California faces olive oil shortages

Global Business

California’s vast landscape means it’s an ideal place for farming. From avocados to lemons to grapes for wine, the beautiful weather lends itself perfectly to agriculture.

But that weather’s also causing problems for the olive oil industry.

CGTN’s Phil Lavelle reports.

An unusual, short heatwave earlier this year during the winter months sent trees into budding mode and confused them to the extent that this year’s harvest is now expected to be down, with estimates of a drop between 25 percent and 35 percent of normal yields. 

“A good amount would be ten tons and this year we’ll probably be down much less than that,” olive grower Jerry Shaffer said. He and his wife Carolyn run a small olive farm and bottling plant called Fandango in Paso Robles in Central California.

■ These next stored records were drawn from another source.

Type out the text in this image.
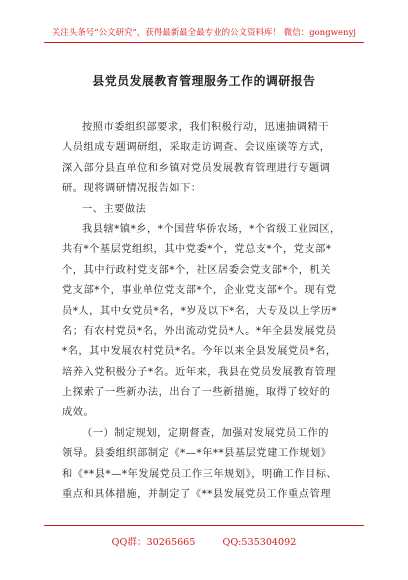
关注头条号“公文研究”，获得最新最全最专业的公文资料库！ 微信：gongwenyj
县党员发展教育管理服务工作的调研报告
按照市委组织部要求，我们积极行动，迅速抽调精干
人员组成专题调研组，采取走访调查、会议座谈等方式，
深入部分县直单位和乡镇对党员发展教育管理进行专题调
研。现将调研情况报告如下：
一、主要做法
我县辖*镇*乡，*个国营华侨农场，*个省级工业园区，
共有*个基层党组织，其中党委*个，党总支*个，党支部*
个，其中行政村党支部*个，社区居委会党支部*个，机关
党支部*个，事业单位党支部*个，企业党支部*个。现有党
员*人，其中女党员*名，*岁及以下*名，大专及以上学历*
名；有农村党员*名，外出流动党员*人。*年全县发展党员
*名，其中发展农村党员*名。今年以来全县发展党员*名，
培养入党积极分子*名。近年来，我县在党员发展教育管理
上探索了一些新办法，出台了一些新措施，取得了较好的
成效。
（一）制定规划，定期督查，加强对发展党员工作的
领导。县委组织部制定《*—*年**县基层党建工作规划》
和《**县*—*年发展党员工作三年规划》，明确工作目标、
重点和具体措施，并制定了《**县发展党员工作重点管理
QQ群：30265665	QQ:535304092
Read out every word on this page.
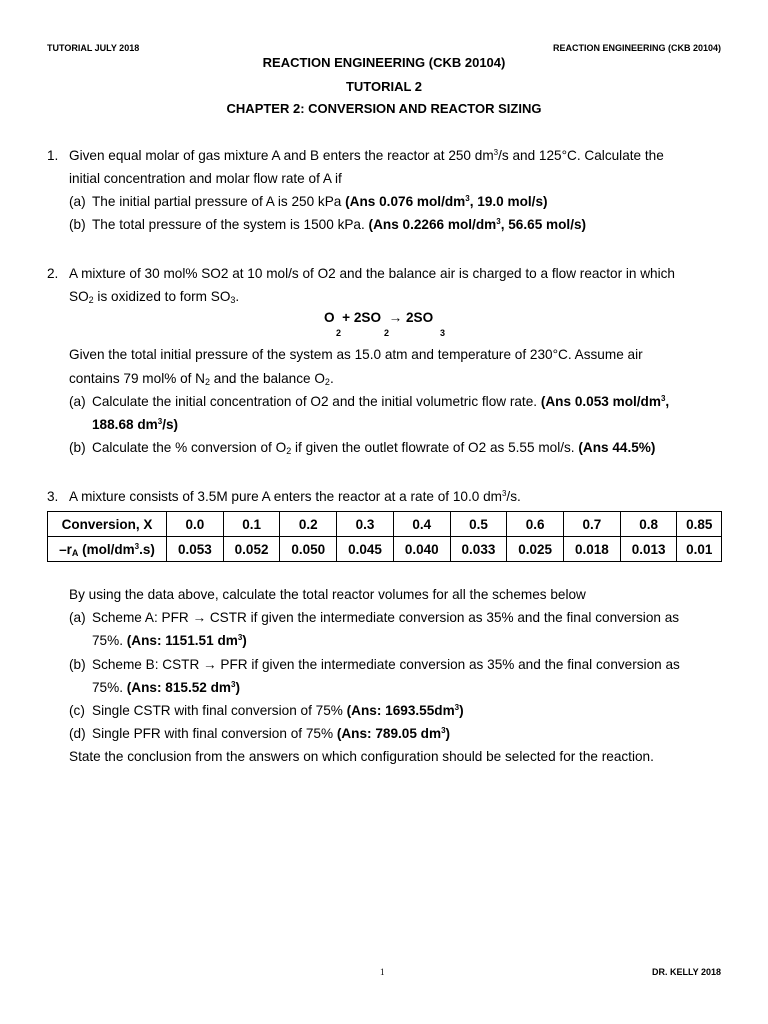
TUTORIAL JULY 2018	REACTION ENGINEERING (CKB 20104)
REACTION ENGINEERING (CKB 20104)
TUTORIAL 2
CHAPTER 2: CONVERSION AND REACTOR SIZING
1. Given equal molar of gas mixture A and B enters the reactor at 250 $dm^3/s$ and 125°C. Calculate the
initial concentration and molar flow rate of A if
(a) The initial partial pressure of A is 250 kPa (Ans 0.076 mol/$dm^3$, 19.0 mol/s)
(b) The total pressure of the system is 1500 kPa. (Ans 0.2266 mol/$dm^3$, 56.65 mol/s)
2. A mixture of 30 mol% SO2 at 10 mol/s of O2 and the balance air is charged to a flow reactor in which
$SO_2$ is oxidized to form $SO_3$.
O  + 2SO  → 2SO
2	2	3
Given the total initial pressure of the system as 15.0 atm and temperature of 230°C. Assume air
contains 79 mol% of $N_2$ and the balance $O_2$.
(a) Calculate the initial concentration of O2 and the initial volumetric flow rate. (Ans 0.053 mol/$dm^3$,
188.68 $dm^3/s$)
(b) Calculate the % conversion of $O_2$ if given the outlet flowrate of O2 as 5.55 mol/s. (Ans 44.5%)
3. A mixture consists of 3.5M pure A enters the reactor at a rate of 10.0 $dm^3/s$.
Conversion, X	0.0	0.1	0.2	0.3	0.4	0.5	0.6	0.7	0.8	0.85
$-r_A$ $(mol/dm^3.s)$	0.053	0.052	0.050	0.045	0.040	0.033	0.025	0.018	0.013	0.01
By using the data above, calculate the total reactor volumes for all the schemes below
(a) Scheme A: PFR → CSTR if given the intermediate conversion as 35% and the final conversion as
75%. (Ans: 1151.51 $dm^3$)
(b) Scheme B: CSTR → PFR if given the intermediate conversion as 35% and the final conversion as
75%. (Ans: 815.52 $dm^3$)
(c) Single CSTR with final conversion of 75% (Ans: $1693.55dm^3$)
(d) Single PFR with final conversion of 75% (Ans: 789.05 $dm^3$)
State the conclusion from the answers on which configuration should be selected for the reaction.
1	DR. KELLY 2018
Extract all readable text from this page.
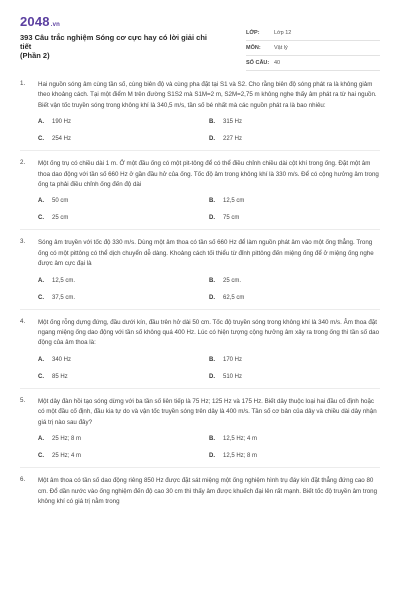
2048.vn
393 Câu trắc nghiệm Sóng cơ cực hay có lời giải chi tiết
(Phần 2)
LỚP:	Lớp 12
MÔN:	Vật lý
SỐ CÂU: 40
1. Hai nguồn sóng âm cùng tần số, cùng biên độ và cùng pha đặt tại S1 và S2. Cho rằng biên độ sóng phát ra là không giảm theo khoảng cách. Tại một điểm M trên đường S1S2 mà S1M=2 m, S2M=2,75 m không nghe thấy âm phát ra từ hai nguồn. Biết vận tốc truyền sóng trong không khí là 340,5 m/s, tần số bé nhất mà các nguồn phát ra là bao nhiêu:
A.	190 Hz	B.	315 Hz
C.	254 Hz	D.	227 Hz
2. Một ống trụ có chiều dài 1 m. Ở một đầu ống có một pit-tông để có thể điều chỉnh chiều dài cột khí trong ống. Đặt một âm thoa dao động với tần số 660 Hz ở gần đầu hở của ống. Tốc độ âm trong không khí là 330 m/s. Để có cộng hưởng âm trong ống ta phải điều chỉnh ống đến độ dài
A.	50 cm	B.	12,5 cm
C.	25 cm	D.	75 cm
3. Sóng âm truyền với tốc độ 330 m/s. Dùng một âm thoa có tần số 660 Hz để làm nguồn phát âm vào một ống thẳng. Trong ống có một pittông có thể dịch chuyển dễ dàng. Khoảng cách tối thiểu từ đỉnh pittông đến miệng ống để ở miệng ống nghe được âm cực đại là
A.	12,5 cm.	B.	25 cm.
C.	37,5 cm.	D.	62,5 cm
4. Một ống rỗng dựng đứng, đầu dưới kín, đầu trên hở dài 50 cm. Tốc độ truyền sóng trong không khí là 340 m/s. Âm thoa đặt ngang miệng ống dao động với tần số không quá 400 Hz. Lúc có hiện tượng cộng hưởng âm xảy ra trong ống thì tần số dao động của âm thoa là:
A.	340 Hz	B.	170 Hz
C.	85 Hz	D.	510 Hz
5. Một dây đàn hồi tạo sóng dừng với ba tần số liên tiếp là 75 Hz; 125 Hz và 175 Hz. Biết dây thuộc loại hai đầu cố định hoặc có một đầu cố định, đầu kia tự do và vận tốc truyền sóng trên dây là 400 m/s. Tần số cơ bản của dây và chiều dài dây nhận giá trị nào sau đây?
A.	25 Hz; 8 m	B.	12,5 Hz; 4 m
C.	25 Hz; 4 m	D.	12,5 Hz; 8 m
6. Một âm thoa có tần số dao động riêng 850 Hz được đặt sát miệng một ống nghiệm hình trụ đáy kín đặt thẳng đứng cao 80 cm. Đổ dần nước vào ống nghiệm đến độ cao 30 cm thì thấy âm được khuếch đại lên rất mạnh. Biết tốc độ truyền âm trong không khí có giá trị nằm trong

“This year, we’re down maybe a third from last year,” he added.

Olive trees are alternate bearing. It means that a good harvest one year tends to be followed by a not-so-good harvest the following year. The problem farmers have is that last year’s harvest yielded a bumper crop. So, they were always expecting this year to be a little poorer. The bad weather has only exacerbated the situation. 

“We had a cold spell, then a heat spell. Much warmer than normal winter weather. The trees thought it was springtime, so they started to bud out and some were even flowering. And then right behind it, the cold weather came back in, typical weather in winter. And then everything that was on the trees fell off and so we have areas in this orchard that are spotty and don’t have any olives,” Jerry said.

California has more than 400 olive growers and they produce some 75 different olive varieties, according to the California Olive Oil Council. Around four million gallons of oil were produced in the state in 2017, up from 3.5 million the year before.

Jerry’s farm is relatively small, which means he’s in a less precarious position than others. “Most of the small growers are not 100 percent dependent on the income like the large growers, that’s their main business,” he said.

The small growers were also able to make adjustments, added Carolyn, who looks after the company’s marketing and distribution:

“We knew early on because of the weather that we had the first quarter that we had to do some farming things to mitigate that so we started our deficit watering, which is where you withhold the water, from the trees because you want to plump up the olives and you want to get more oil that way. So we were able to do that. The weather patterns, while it was a surprise when they happened, it wasn’t a surprise that we couldn’t mitigate. What we will do, we won’t take on as many bulk sales as we did this past year because we had some very loyal customers and they expect to get our olive oil all year round and we wanna keep them happy, so we’ll do that.”